Policies create need for private loans
Paul Loeb - Seattle
USA TODAY's article on the traps of private college loans was important and timely. But it glossed over specific Republican policies that have created a perfect storm of financial constraints that threatens the already beleaguered access of low-income students to higher education ("Private student loans pose greater risk," Cover story, Money, Oct. 25).
($39,000 in private loans: Natalie Jones, 19, a sophomore at Boston’s Northeastern University, borrowed the maximum under the federal Stafford loan program and then turned to private lenders to cover her tuition and other costs. / By Mark Edward Garfinkel for USA TODAY)
The article mentioned the drop in Pell Grant funding. These grants have been underfunded for years, but the situation has been made worse by Congress cutting $12.7 billion last year in federal student financial aid to help pay for the Iraq war and for over $100 billion a year in top-bracket tax cuts. It mentioned the bankruptcy laws, but not how they were lobbied through by immensely profitable credit card companies that will gleefully offer a credit card to your dog, cat or 12-year-old, and that donated massively to Republican coffers to ensure that if individuals went bankrupt they'd be indebted to them for life.
The third aspect is the ban on federal financial aid to students with drug convictions. It has no impact on affluent partiers — such as the president when he was "young and reckless" — but more than 200,000 students have lost their assistance since it went into effect.
Put the most recent changes together and the land of opportunity threatens to become dangerously less so for anyone but the already privileged.
Understand loan's terms
Donald J. Boudreaux, chairman, Department of Economics, George Mason University - Fairfax, Va.
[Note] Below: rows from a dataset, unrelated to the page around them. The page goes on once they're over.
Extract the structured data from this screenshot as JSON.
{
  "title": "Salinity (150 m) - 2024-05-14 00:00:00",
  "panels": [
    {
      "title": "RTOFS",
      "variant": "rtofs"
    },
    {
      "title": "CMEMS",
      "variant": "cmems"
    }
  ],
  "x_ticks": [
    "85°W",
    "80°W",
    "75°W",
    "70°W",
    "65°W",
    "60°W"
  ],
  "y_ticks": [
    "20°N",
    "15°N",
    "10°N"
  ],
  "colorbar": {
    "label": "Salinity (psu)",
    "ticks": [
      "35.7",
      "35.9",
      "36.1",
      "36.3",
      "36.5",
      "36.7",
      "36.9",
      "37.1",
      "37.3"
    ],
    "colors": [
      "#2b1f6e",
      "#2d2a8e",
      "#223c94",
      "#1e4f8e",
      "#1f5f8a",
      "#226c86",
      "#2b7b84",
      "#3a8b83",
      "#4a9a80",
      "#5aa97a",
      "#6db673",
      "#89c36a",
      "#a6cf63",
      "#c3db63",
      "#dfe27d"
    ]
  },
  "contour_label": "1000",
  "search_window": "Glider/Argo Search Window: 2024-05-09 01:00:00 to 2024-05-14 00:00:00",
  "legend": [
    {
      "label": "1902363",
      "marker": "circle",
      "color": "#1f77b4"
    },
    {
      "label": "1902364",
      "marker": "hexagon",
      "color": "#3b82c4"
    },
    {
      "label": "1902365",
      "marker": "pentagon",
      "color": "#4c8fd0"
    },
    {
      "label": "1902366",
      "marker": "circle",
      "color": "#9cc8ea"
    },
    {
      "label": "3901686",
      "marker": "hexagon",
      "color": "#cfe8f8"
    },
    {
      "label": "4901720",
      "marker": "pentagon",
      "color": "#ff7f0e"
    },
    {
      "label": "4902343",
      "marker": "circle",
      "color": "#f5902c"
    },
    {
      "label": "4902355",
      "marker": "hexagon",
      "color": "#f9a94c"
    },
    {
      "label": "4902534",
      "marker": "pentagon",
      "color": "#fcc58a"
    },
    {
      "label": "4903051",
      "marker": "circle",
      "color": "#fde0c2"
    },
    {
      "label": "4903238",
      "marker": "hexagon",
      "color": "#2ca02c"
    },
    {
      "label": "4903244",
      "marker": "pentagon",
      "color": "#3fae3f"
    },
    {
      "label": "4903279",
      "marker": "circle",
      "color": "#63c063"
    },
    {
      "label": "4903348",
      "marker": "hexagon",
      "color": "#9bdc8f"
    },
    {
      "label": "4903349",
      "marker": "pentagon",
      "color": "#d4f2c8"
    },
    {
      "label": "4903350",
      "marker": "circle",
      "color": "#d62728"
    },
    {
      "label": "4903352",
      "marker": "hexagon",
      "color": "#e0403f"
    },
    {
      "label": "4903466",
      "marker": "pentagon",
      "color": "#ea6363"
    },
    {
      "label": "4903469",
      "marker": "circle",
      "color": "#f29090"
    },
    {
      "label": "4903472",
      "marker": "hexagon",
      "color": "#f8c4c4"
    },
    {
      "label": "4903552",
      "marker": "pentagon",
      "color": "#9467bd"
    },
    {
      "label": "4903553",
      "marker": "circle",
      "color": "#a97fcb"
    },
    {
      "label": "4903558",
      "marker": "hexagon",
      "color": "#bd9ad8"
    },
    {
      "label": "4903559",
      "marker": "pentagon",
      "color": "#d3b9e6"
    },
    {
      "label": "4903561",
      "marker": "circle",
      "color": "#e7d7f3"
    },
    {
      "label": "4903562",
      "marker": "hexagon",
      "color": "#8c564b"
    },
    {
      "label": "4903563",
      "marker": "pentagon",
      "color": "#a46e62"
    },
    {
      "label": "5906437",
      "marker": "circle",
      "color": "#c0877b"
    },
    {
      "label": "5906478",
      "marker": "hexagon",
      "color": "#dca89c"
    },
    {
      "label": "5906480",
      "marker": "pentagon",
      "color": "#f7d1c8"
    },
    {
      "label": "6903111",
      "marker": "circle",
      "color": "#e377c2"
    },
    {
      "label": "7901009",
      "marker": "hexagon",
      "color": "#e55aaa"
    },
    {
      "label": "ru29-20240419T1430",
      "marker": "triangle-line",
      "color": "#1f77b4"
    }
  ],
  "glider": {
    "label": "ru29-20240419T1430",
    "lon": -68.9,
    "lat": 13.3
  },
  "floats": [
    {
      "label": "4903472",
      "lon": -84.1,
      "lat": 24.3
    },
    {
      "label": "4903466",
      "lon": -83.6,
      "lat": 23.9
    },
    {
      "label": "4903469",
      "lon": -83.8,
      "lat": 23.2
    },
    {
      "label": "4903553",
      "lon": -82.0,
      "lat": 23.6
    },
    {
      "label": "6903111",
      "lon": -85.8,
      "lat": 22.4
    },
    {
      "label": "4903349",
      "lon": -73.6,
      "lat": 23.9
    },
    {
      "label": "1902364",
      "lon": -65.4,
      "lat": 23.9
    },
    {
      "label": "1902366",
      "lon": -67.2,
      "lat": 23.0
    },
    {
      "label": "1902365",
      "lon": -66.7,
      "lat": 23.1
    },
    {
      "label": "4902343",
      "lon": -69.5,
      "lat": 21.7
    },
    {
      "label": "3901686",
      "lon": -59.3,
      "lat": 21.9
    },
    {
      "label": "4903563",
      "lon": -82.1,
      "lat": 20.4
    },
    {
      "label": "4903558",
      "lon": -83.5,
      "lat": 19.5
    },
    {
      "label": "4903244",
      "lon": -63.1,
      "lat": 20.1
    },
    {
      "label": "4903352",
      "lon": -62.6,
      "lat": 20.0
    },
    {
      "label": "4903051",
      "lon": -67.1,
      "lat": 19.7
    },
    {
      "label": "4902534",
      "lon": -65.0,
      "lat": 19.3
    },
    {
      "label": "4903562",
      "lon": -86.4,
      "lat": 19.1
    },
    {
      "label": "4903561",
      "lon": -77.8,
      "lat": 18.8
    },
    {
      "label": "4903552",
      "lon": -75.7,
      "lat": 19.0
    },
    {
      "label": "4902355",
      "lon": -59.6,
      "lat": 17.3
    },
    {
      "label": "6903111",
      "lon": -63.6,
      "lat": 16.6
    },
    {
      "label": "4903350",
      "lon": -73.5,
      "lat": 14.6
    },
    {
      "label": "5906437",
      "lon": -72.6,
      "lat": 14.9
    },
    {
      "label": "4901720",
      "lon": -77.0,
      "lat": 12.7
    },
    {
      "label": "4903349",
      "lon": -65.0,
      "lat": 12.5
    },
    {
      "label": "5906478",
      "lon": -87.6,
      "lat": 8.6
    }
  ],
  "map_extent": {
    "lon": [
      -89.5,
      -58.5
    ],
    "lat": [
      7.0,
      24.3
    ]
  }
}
USA TODAY reports that "consumer advocates and student groups worry that the growth of (private student) loans could prove disastrous for borrowers who don't understand the risks."
Well, yes.
Any contractual agreement can prove disastrous for a contracting party who doesn't understand it. But, presumably, people smart enough to attend college are smart enough to grasp the terms and implications of a loan agreement. Those few persons who aren't capable of such understanding should not apply for these loans, much less for admission to college.